Der Versuch einer Annäherung ohne Rezensionsabsichten
Wie
in allen Bereichen unseres Gesellschaftslebens werden auch in der
Verlagsbranche kontinuierliche Verbesserungsprozesse als Existenzgrundlage
wahrgenommen. Besonders auf Buchmessen und an Jubiläen sind Einfallsreichtum
zum Ködern von Kunden gefragt. Ein für die deutsche Verlagslandschaft wichtiger
Jubeltag fiel in den verflossenen Sommer: 50 Jahre Rowohlt Rotations Romane. Prompt
tauchten in den Buchhandlungen Tische beladen mit Taschenbüchern im sogenannten
Jubiläumsformat (9 x 14,5 cm) von 50 Autoren auf. Große Namen: Paul Auster, Wolfgang Borchert, Albert
Camus, Vaclav Havel, Klaus Mann, Jean-Paul Sartre, Tilman
Spengler, Kurt Tucholsky und
viele andere.
Unser
donauschwäbischer Bücherwurm überfliegt gelassen, nur so zum Zeitvertreib die
Bücherstapel und siehe da, er wird fündig.
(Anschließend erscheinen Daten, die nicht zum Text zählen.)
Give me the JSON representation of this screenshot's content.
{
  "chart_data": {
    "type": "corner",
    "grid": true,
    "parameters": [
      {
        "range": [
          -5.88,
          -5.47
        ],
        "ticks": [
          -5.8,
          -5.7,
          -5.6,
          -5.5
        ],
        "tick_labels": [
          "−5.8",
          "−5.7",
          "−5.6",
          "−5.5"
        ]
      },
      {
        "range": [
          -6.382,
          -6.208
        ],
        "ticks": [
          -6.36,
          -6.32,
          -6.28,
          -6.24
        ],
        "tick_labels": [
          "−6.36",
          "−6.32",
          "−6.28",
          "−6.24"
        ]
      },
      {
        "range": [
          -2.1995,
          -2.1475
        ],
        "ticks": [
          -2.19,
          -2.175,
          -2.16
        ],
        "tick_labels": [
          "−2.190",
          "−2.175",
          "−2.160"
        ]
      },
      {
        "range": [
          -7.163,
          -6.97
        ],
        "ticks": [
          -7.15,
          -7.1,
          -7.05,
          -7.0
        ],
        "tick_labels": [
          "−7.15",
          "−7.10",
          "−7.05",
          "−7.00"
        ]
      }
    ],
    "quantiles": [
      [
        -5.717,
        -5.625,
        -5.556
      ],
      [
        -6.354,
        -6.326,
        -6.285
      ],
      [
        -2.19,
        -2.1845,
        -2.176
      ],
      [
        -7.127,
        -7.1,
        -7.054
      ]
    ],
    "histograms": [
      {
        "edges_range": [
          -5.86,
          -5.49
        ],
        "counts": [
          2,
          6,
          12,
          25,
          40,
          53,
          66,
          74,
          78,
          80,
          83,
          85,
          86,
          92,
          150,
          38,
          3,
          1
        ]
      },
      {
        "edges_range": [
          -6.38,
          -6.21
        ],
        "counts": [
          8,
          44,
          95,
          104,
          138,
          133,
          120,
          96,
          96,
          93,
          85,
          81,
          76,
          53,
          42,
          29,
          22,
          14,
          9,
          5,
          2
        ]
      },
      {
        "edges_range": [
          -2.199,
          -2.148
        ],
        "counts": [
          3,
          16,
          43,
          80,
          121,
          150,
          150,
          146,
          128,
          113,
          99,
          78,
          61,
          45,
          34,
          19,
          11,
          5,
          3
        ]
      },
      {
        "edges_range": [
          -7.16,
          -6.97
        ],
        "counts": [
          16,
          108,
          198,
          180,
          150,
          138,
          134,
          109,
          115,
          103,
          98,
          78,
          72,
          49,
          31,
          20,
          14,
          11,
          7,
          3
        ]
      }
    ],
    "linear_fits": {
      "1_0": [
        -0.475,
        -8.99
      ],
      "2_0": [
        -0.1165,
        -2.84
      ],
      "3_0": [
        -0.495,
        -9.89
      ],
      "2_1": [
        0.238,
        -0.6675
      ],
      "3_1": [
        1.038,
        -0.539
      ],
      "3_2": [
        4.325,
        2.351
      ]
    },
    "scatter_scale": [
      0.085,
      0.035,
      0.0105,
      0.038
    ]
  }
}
Der Griff nach dem Buch ist spontan,
selbstverständlich: Herta Müller - Drückender Tango, Erzählungen, Rowohlt
Taschenbuch Verlag GmbH, Reinbek bei Hamburg, Juli 1996, 200-ISBN 3 499 22080 6.
Dann
liest er den Empfehlungstext auf dem Buchdeckel: „Was Herta Müller in die Reihe
der besten deutschsprachigen Autorinnen versetzt, ist nicht allein ihre
Fähigkeit, das grauenvolle Landleben der Banatschwaben zu erfassen –
entscheidend ist die poetische Qualität der Herta Müller.“ (DER SPIEGEL)
Unmut.
Was war an diesem Landleben der Banater Schwaben, abgesehen von den politisch
und wirtschaftlich schwierigen Existenzbedingungen, so „grauenvoll“? Neugierde.
Dann der Blick auf den Preis: DM 2,-. Spare hin, spare her. Zwaa Mark sin nemol
forr e Herta Müller-Buch vill.
Zuhause angekommen, begibt der Donauschwabe aus dem Banat sich auf die Suche nach
dem „grauenvollen Landleben“, in der Hoffnung, als Besänftigung seiner
Verdrossenheit wenigstens in den Genuß von Herta
Müllers „poetischer Qualität" zu kommen. Er
liest.
Faule Birnen: „Die Decke
überschlägt sich in langen Stößen. Die Tante stöhnt. Der Vater keucht. Das Bett
zuckt in kurzen Stößen aus dem Holz. […] Hinter der Zimmerwand ächzt das Bett
in kurzen Stößen. Die Mutter stöhnt. Der Vater keucht. Die Ebene ist
vollgehängt mit schwarzen Betten und mit faulen Birnen.“
Wirklich
grauenvoll. Wut. Aber so ist nun mal das Leben. Und nicht nur dort im Banat.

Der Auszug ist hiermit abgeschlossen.